To frame forced childbirth and forced abortion as "fatherhood rights" is more infuriating than I can possibly express. Women -- not men -- began the call for responsible fatherhood. The only thing that women can force men to do is hand out some money for parenting. Women have never had control over men's bodies, and I think most men would balk at the idea of women getting court-orders for their boyfriends and husbands to get vasectomies or vasectomy reversals (which would be much less invasive than, let's say, strapping a woman down for a forced abortion, or 20 hours of labor pains and childbirth).

And I wonder if Conley or Manjoo thought about what their ideas could mean in practice. In a likely situation, it would mean angry ex-boyfriends filing injunctions to have women grudgingly carry their pregnancies to term.
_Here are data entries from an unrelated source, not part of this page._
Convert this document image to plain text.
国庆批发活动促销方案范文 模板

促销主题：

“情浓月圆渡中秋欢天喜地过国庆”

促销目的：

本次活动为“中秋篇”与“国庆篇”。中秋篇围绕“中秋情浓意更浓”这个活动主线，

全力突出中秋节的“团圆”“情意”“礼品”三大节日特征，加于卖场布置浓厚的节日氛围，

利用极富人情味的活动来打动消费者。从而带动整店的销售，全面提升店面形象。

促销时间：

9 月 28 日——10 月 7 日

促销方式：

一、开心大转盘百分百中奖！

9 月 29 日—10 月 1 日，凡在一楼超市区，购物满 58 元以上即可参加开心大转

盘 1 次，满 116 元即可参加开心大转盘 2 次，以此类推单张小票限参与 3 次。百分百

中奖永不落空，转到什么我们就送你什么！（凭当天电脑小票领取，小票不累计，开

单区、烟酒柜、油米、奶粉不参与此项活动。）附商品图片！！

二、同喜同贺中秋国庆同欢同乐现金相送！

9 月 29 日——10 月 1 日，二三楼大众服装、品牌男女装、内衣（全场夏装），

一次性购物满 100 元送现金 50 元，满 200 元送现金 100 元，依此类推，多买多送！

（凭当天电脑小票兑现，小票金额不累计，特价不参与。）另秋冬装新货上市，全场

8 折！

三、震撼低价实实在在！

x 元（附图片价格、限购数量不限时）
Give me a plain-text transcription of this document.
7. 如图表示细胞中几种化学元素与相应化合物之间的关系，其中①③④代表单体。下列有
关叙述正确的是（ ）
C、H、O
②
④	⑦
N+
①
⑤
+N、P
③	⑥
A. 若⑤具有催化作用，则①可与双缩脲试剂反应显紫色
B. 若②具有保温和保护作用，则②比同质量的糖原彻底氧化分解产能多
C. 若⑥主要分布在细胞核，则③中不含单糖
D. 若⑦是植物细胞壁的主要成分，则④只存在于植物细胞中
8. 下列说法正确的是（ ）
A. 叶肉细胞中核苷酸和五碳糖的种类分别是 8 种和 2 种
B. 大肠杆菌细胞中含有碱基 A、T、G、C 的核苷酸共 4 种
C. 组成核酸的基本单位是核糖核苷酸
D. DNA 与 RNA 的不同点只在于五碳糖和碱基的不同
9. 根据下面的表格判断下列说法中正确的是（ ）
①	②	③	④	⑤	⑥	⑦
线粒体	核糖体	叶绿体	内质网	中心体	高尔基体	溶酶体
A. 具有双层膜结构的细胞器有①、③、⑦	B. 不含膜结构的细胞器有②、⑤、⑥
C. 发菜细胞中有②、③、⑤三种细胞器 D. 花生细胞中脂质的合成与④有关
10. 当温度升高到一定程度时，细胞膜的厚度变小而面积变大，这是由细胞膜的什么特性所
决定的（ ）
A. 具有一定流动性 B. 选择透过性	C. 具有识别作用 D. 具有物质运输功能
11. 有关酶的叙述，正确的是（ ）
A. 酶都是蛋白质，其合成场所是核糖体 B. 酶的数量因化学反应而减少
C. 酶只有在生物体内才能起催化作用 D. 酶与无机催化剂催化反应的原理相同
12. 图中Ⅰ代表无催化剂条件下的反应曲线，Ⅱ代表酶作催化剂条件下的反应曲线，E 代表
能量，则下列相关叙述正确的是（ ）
Or in the worst case—of forced abortion -- it almost surely would mean scenes of would-be mothers being handcuffed and carried kicking and screaming into abortion clinics, being forcibly anesthetized, clamped to the stirrups and scraped out. Is that what men want?

The only rational man in this entire media debate over men's right to control women has been talk show host Brian Lehrer, who spoke with Farhad Manjoo this morning on WNYC. Lehrer's immediate reaction to reading Manjoo's Salon piece was "Men are pigs." Yes, Brian, some are. To hear some of the pigs yourself, just listen to a few callers on The Brian Leher show yourself HERE, who, among other things, suggest that women "keep their legs closed." (Still resisting the desire to type in all caps here.)

Oh, and just a tip for men who worry about their "fatherhood rights" -- wear a damn condom every time you have sex and you'll have about a 98% chance of not running into this problem.
Maria Luisa Tucker is a staff writer at AlterNet and associate editor of the Columbia Journal of American Studies.